By  on June 20, 2005

MILAN — A strong euro and increasing competition from China and other low-cost countries spurred Italian manufacturers showing at Modaprima to find new ways to be competitive.

In addition, the interest of Japanese buyers visiting the midprice fashion and accessories show raised hopes of a recovery, as most exhibitors lamented a slow 2004, following an even slacker 2003. The outlook for 2005, on the other hand, was generally optimistic, with exhibitors reporting a promising first five-month period this year.

“The medium range has been repositioning itself, focusing on an attractive price, and highlighting fashion trends and quality, turning away from more basic items,” said Luisa Pandolfi, director of Modaprima. Pandolfi was pleased with the number of foreign visitors at the exhibition. “More than half of the visitors came from outside Italy, mainly from Japan and Europe,” he said.

That said, Modaprima, which ran May 29 to 31, reported a drop in visitors to 2,654 from 2,936 last year. 

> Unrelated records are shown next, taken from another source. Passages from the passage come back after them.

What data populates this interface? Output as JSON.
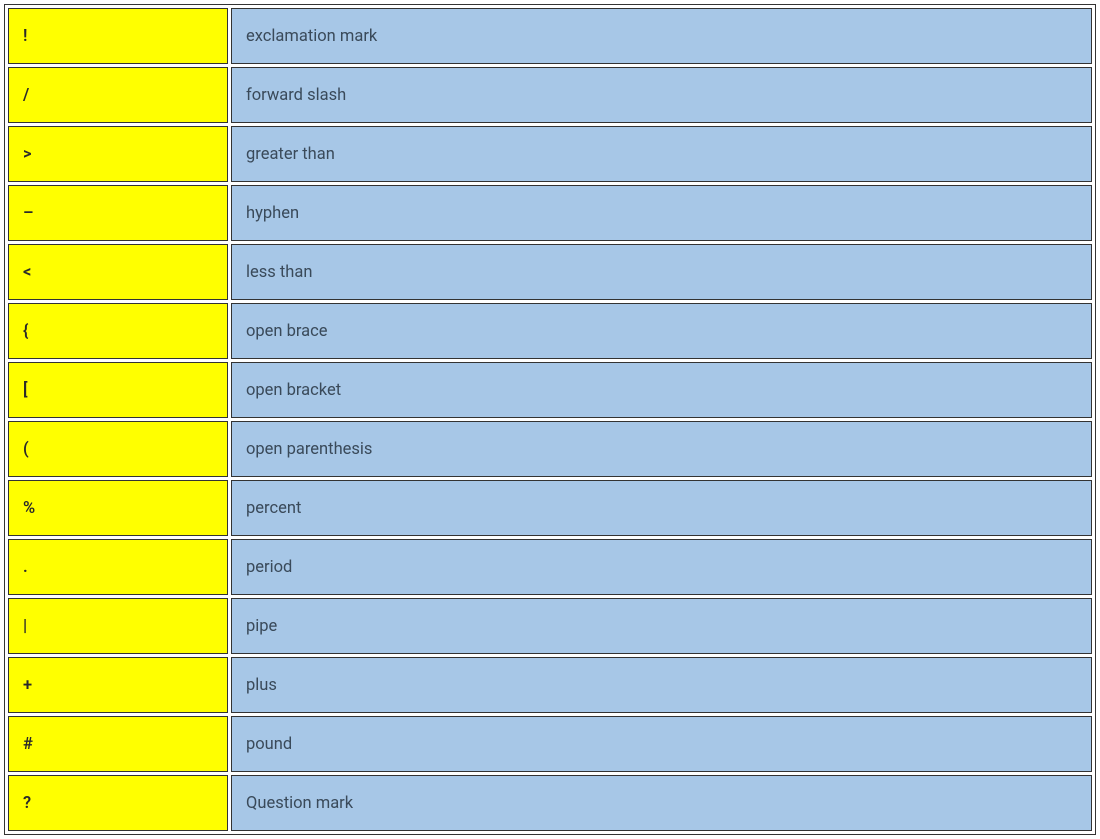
{
  "rows": [
    {
      "symbol": "!",
      "description": "exclamation mark"
    },
    {
      "symbol": "/",
      "description": "forward slash"
    },
    {
      "symbol": ">",
      "description": "greater than"
    },
    {
      "symbol": "–",
      "description": "hyphen"
    },
    {
      "symbol": "<",
      "description": "less than"
    },
    {
      "symbol": "{",
      "description": "open brace"
    },
    {
      "symbol": "[",
      "description": "open bracket"
    },
    {
      "symbol": "(",
      "description": "open parenthesis"
    },
    {
      "symbol": "%",
      "description": "percent"
    },
    {
      "symbol": ".",
      "description": "period"
    },
    {
      "symbol": "|",
      "description": "pipe"
    },
    {
      "symbol": "+",
      "description": "plus"
    },
    {
      "symbol": "#",
      "description": "pound"
    },
    {
      "symbol": "?",
      "description": "Question mark"
    }
  ],
  "colors": {
    "symbol_bg": "#ffff00",
    "desc_bg": "#a7c7e7",
    "border": "#333333"
  }
}
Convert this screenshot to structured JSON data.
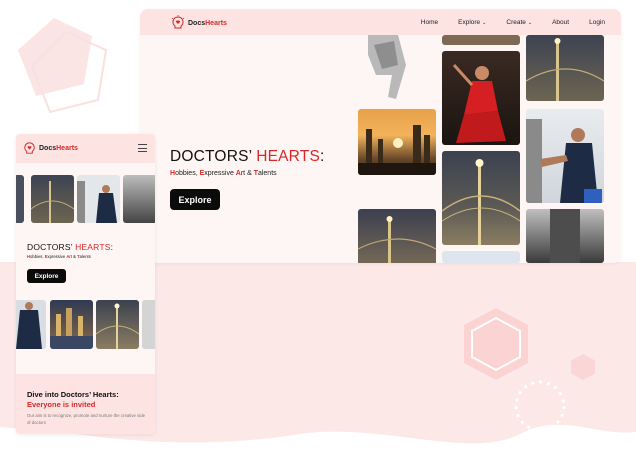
{
  "brand": {
    "prefix": "Docs",
    "suffix": "Hearts"
  },
  "desktop": {
    "nav": [
      {
        "label": "Home",
        "chevron": false
      },
      {
        "label": "Explore",
        "chevron": true
      },
      {
        "label": "Create",
        "chevron": true
      },
      {
        "label": "About",
        "chevron": false
      },
      {
        "label": "Login",
        "chevron": false
      }
    ],
    "hero": {
      "title_part1": "DOCTORS’ ",
      "title_part2": "HEARTS",
      "title_part3": ":",
      "subtitle": [
        {
          "first": "H",
          "rest": "obbies, "
        },
        {
          "first": "E",
          "rest": "xpressive "
        },
        {
          "first": "A",
          "rest": "rt & "
        },
        {
          "first": "T",
          "rest": "alents"
        }
      ],
      "button": "Explore"
    }
  },
  "mobile": {
    "hero": {
      "title_part1": "DOCTORS’ ",
      "title_part2": "HEARTS",
      "title_part3": ":",
      "button": "Explore"
    },
    "section": {
      "heading_line1": "Dive into Doctors’ Hearts:",
      "heading_line2": "Everyone is invited",
      "body": "Our aim is to recognize, promote and nurture the creative side of doctors"
    }
  },
  "icons": {
    "chevron": "chevron-down-icon",
    "menu": "hamburger-menu-icon",
    "logo": "bulb-heart-icon"
  },
  "colors": {
    "accent": "#d62828",
    "nav_bg": "#fde4e3",
    "page_bg": "#fdf6f5",
    "button": "#0b0b0b"
  }
}
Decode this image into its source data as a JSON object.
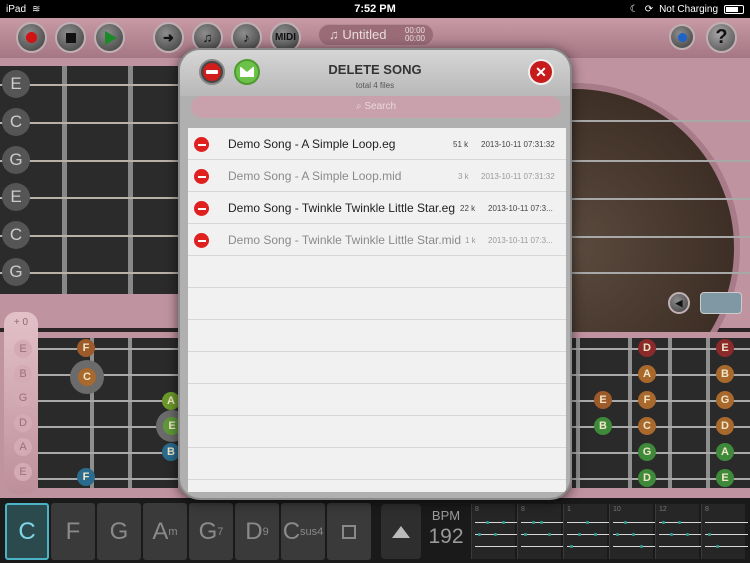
{
  "status": {
    "device": "iPad",
    "time": "7:52 PM",
    "battery": "Not Charging"
  },
  "toolbar": {
    "midi_label": "MIDI",
    "song_title": "Untitled",
    "time_top": "00:00",
    "time_bottom": "00:00",
    "help_label": "?"
  },
  "top_strings": [
    "E",
    "C",
    "G",
    "E",
    "C",
    "G"
  ],
  "lower": {
    "capo": "+ 0",
    "tab_notes": [
      "E",
      "B",
      "G",
      "D",
      "A",
      "E"
    ],
    "left_notes": [
      "F",
      "C",
      "A",
      "E",
      "B",
      "F"
    ],
    "right_notes": [
      "D",
      "A",
      "F",
      "C",
      "G",
      "D",
      "E",
      "B",
      "E",
      "B",
      "G",
      "D",
      "A",
      "E"
    ]
  },
  "modal": {
    "title": "DELETE SONG",
    "subtitle": "total 4 files",
    "search_placeholder": "Search",
    "close_label": "✕",
    "files": [
      {
        "name": "Demo Song - A Simple Loop.eg",
        "size": "51 k",
        "date": "2013-10-11 07:31:32",
        "dim": false
      },
      {
        "name": "Demo Song - A Simple Loop.mid",
        "size": "3 k",
        "date": "2013-10-11 07:31:32",
        "dim": true
      },
      {
        "name": "Demo Song - Twinkle Twinkle Little Star.eg",
        "size": "22 k",
        "date": "2013-10-11 07:3...",
        "dim": false
      },
      {
        "name": "Demo Song - Twinkle Twinkle Little Star.mid",
        "size": "1 k",
        "date": "2013-10-11 07:3...",
        "dim": true
      }
    ]
  },
  "chords": [
    {
      "root": "C",
      "sub": ""
    },
    {
      "root": "F",
      "sub": ""
    },
    {
      "root": "G",
      "sub": ""
    },
    {
      "root": "A",
      "sub": "m"
    },
    {
      "root": "G",
      "sub": "7"
    },
    {
      "root": "D",
      "sub": "9"
    },
    {
      "root": "C",
      "sub": "sus4"
    }
  ],
  "bpm": {
    "label": "BPM",
    "value": "192"
  },
  "patterns": [
    "8",
    "8",
    "1",
    "10",
    "12",
    "8"
  ]
}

While the general trends ranged from African and gypsy folk skirts to floral patterns and distressed or embroidered fabrics, most exhibitors focused on expanding their core business with a wider product offering. Case in point: Paolo Busatto, owner of Maglificio Venezia, said for spring 2006, he started developing a total look under his Carla B label.

“Knitwear is our core business and our forte, but we have expanded into T-shirts, coordinated looks and even ventured into denim, from a formal working woman to a more practical and dynamic one,” said Busatto.

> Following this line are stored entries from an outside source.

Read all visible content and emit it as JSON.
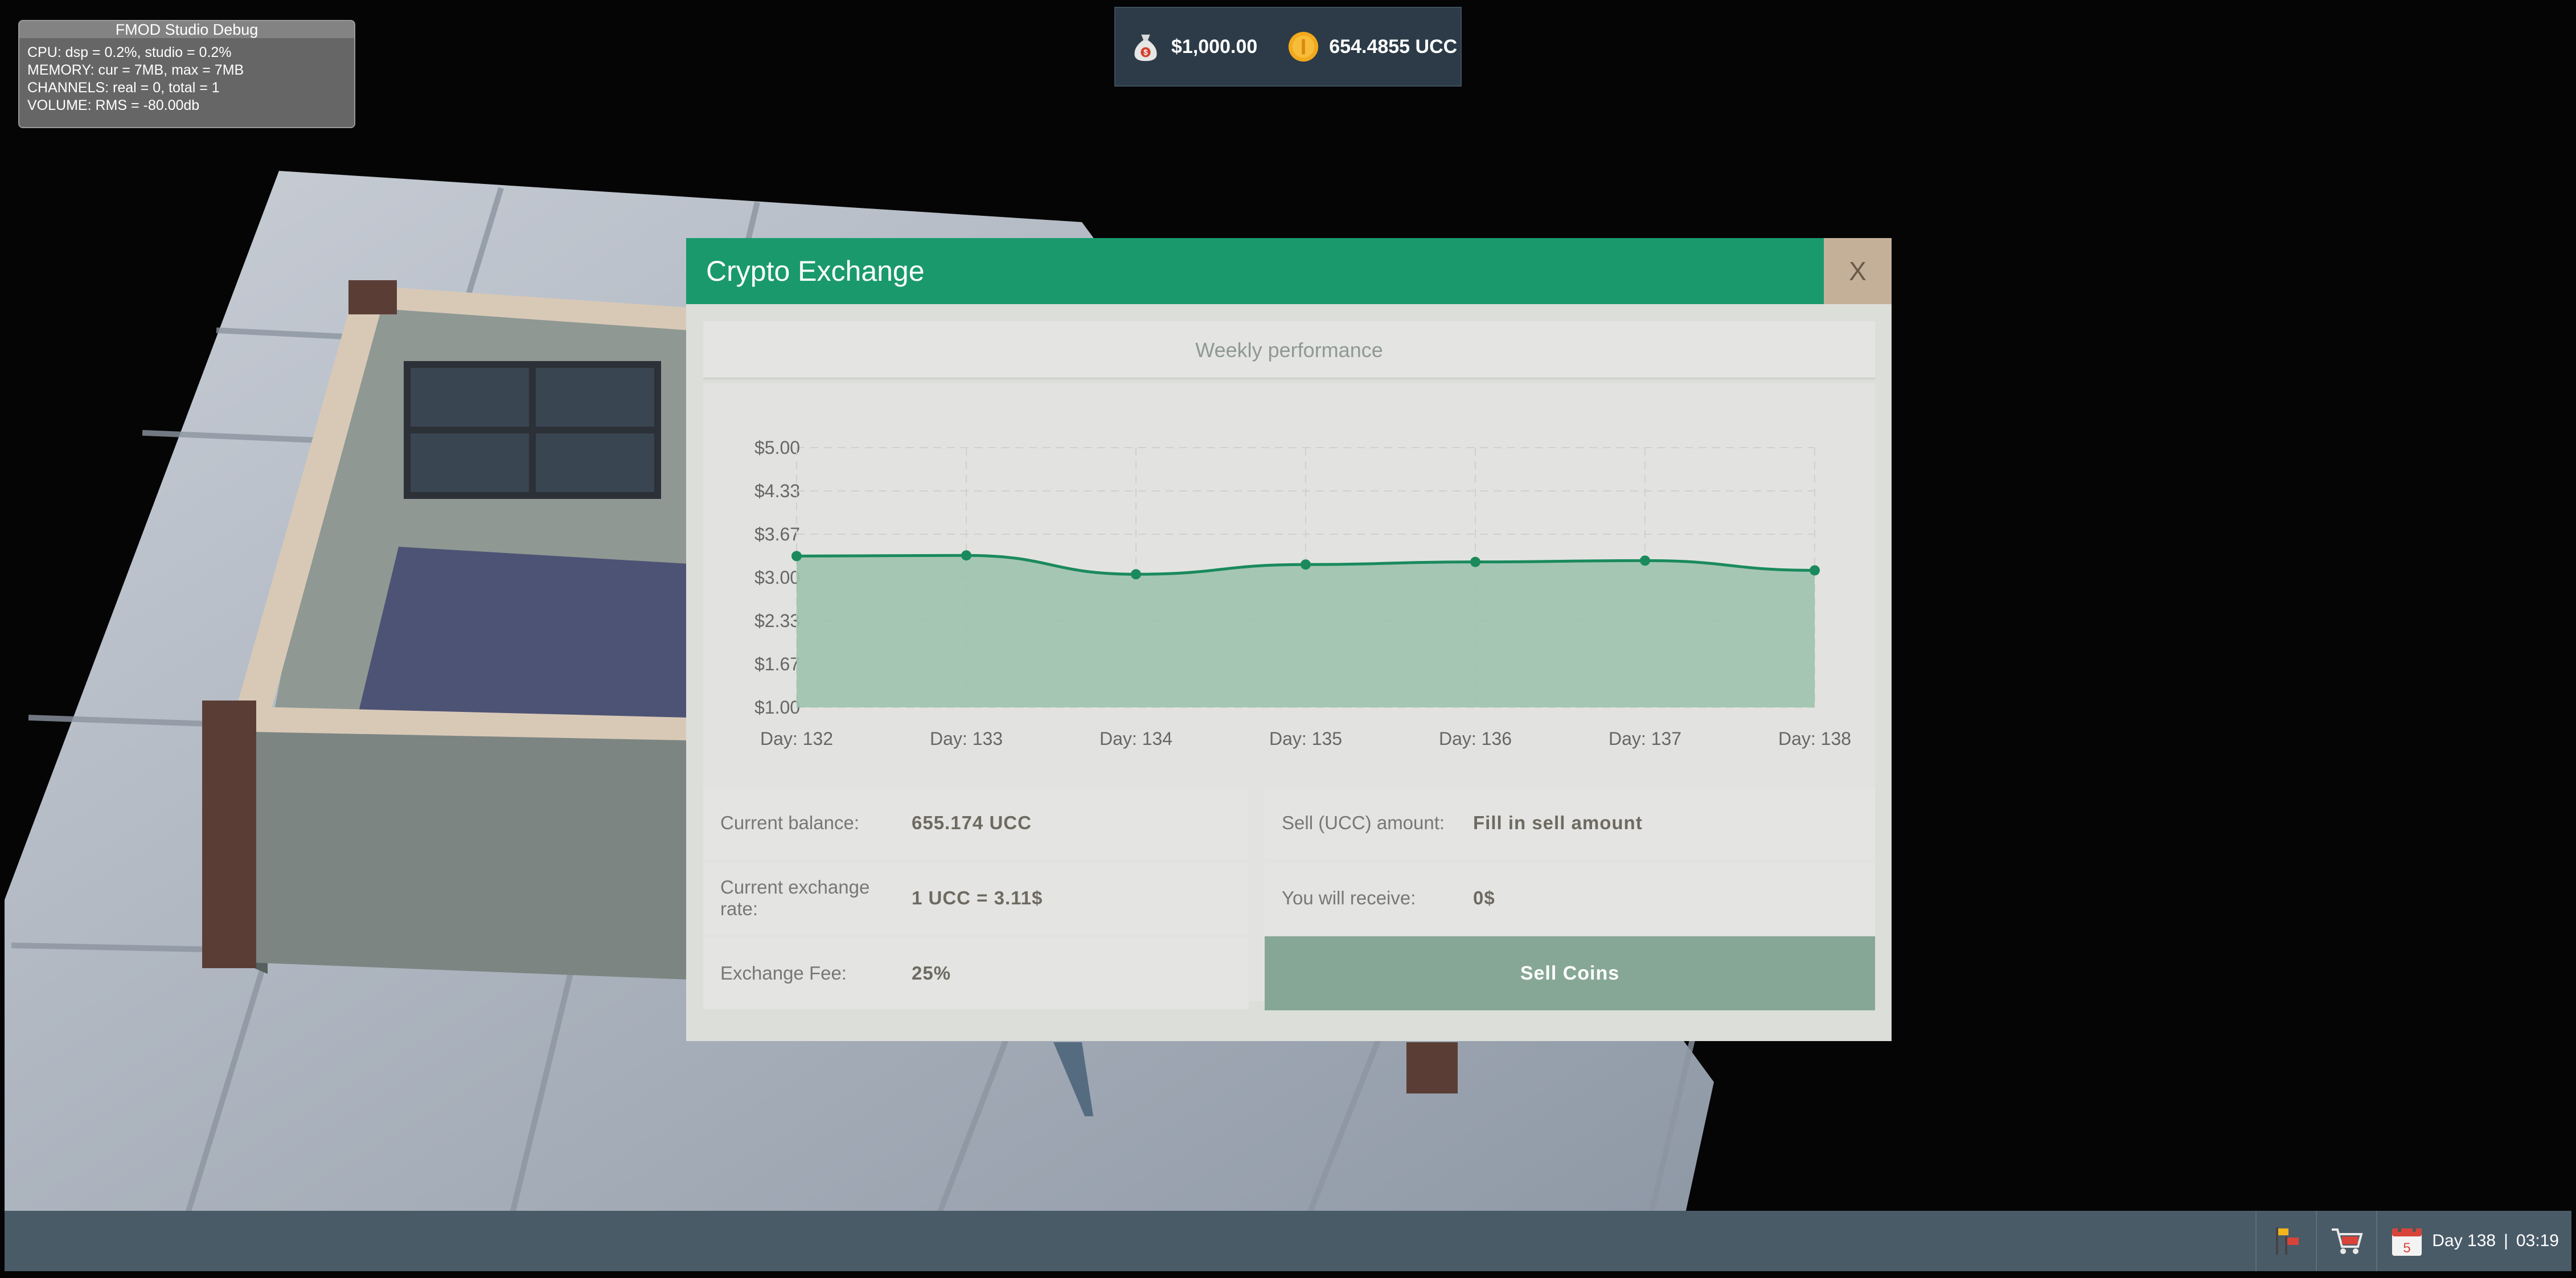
{
  "colors": {
    "accent_green": "#1a9a6c",
    "chart_line": "#1a8a5c",
    "chart_fill": "#9ec2ad",
    "sell_button": "#87a796",
    "close_button": "#c4b099"
  },
  "debug": {
    "title": "FMOD Studio Debug",
    "lines": [
      "CPU: dsp = 0.2%, studio = 0.2%",
      "MEMORY: cur = 7MB, max = 7MB",
      "CHANNELS: real = 0, total = 1",
      "VOLUME: RMS = -80.00db"
    ]
  },
  "topbar": {
    "money_icon": "money-bag-icon",
    "money": "$1,000.00",
    "coin_icon": "coin-icon",
    "coins": "654.4855 UCC"
  },
  "modal": {
    "title": "Crypto Exchange",
    "close_label": "X",
    "chart_title": "Weekly performance",
    "current_balance_label": "Current balance:",
    "current_balance_value": "655.174 UCC",
    "exchange_rate_label": "Current exchange rate:",
    "exchange_rate_value": "1 UCC = 3.11$",
    "fee_label": "Exchange Fee:",
    "fee_value": "25%",
    "sell_amount_label": "Sell (UCC) amount:",
    "sell_amount_placeholder": "Fill in sell amount",
    "receive_label": "You will receive:",
    "receive_value": "0$",
    "sell_button_label": "Sell Coins"
  },
  "chart_data": {
    "type": "area",
    "title": "Weekly performance",
    "categories": [
      "Day: 132",
      "Day: 133",
      "Day: 134",
      "Day: 135",
      "Day: 136",
      "Day: 137",
      "Day: 138"
    ],
    "values": [
      3.33,
      3.34,
      3.05,
      3.2,
      3.24,
      3.26,
      3.11
    ],
    "y_ticks": [
      "$5.00",
      "$4.33",
      "$3.67",
      "$3.00",
      "$2.33",
      "$1.67",
      "$1.00"
    ],
    "ylim": [
      1.0,
      5.0
    ],
    "grid": true,
    "legend": false
  },
  "bottombar": {
    "flags_icon": "flags-icon",
    "shop_icon": "shopping-cart-icon",
    "calendar_icon": "calendar-icon",
    "calendar_number": "5",
    "day_text": "Day 138",
    "separator": "|",
    "time_text": "03:19"
  }
}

The company showed viscose crepe skirts and tops with jungle motifs that played with transparencies, T-shirts splashed with strokes of color or sequins and sheer blouses in strong, sunny oranges or deep green.

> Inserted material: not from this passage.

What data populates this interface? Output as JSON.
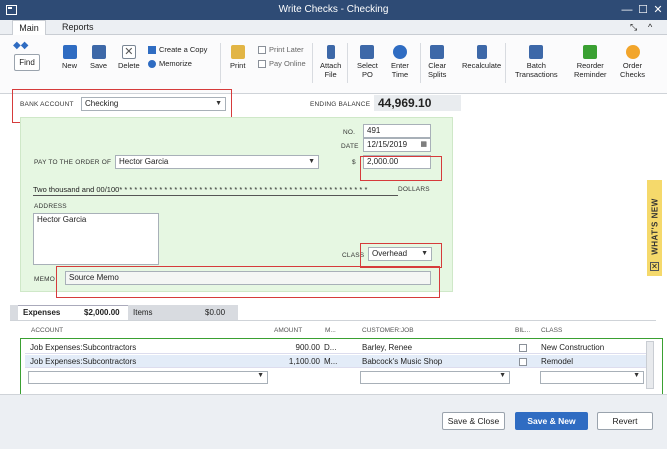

“We are showing more of a holiday look now,” said Busatto. However, he was vocal about the show’s organization and said that while exhibitors strive to find new ways to be more competitive, fair organizers are not as reactive. “They should try to be more dynamic, developing marketing skills, opening up new markets and attracting new exhibitors,” he said.

Maglificio Venezia saw a 10 percent drop in sales in 2004, but Busatto said he’s already seen 10 percent growth in the first five months of the year and orders are in line with last summer’s.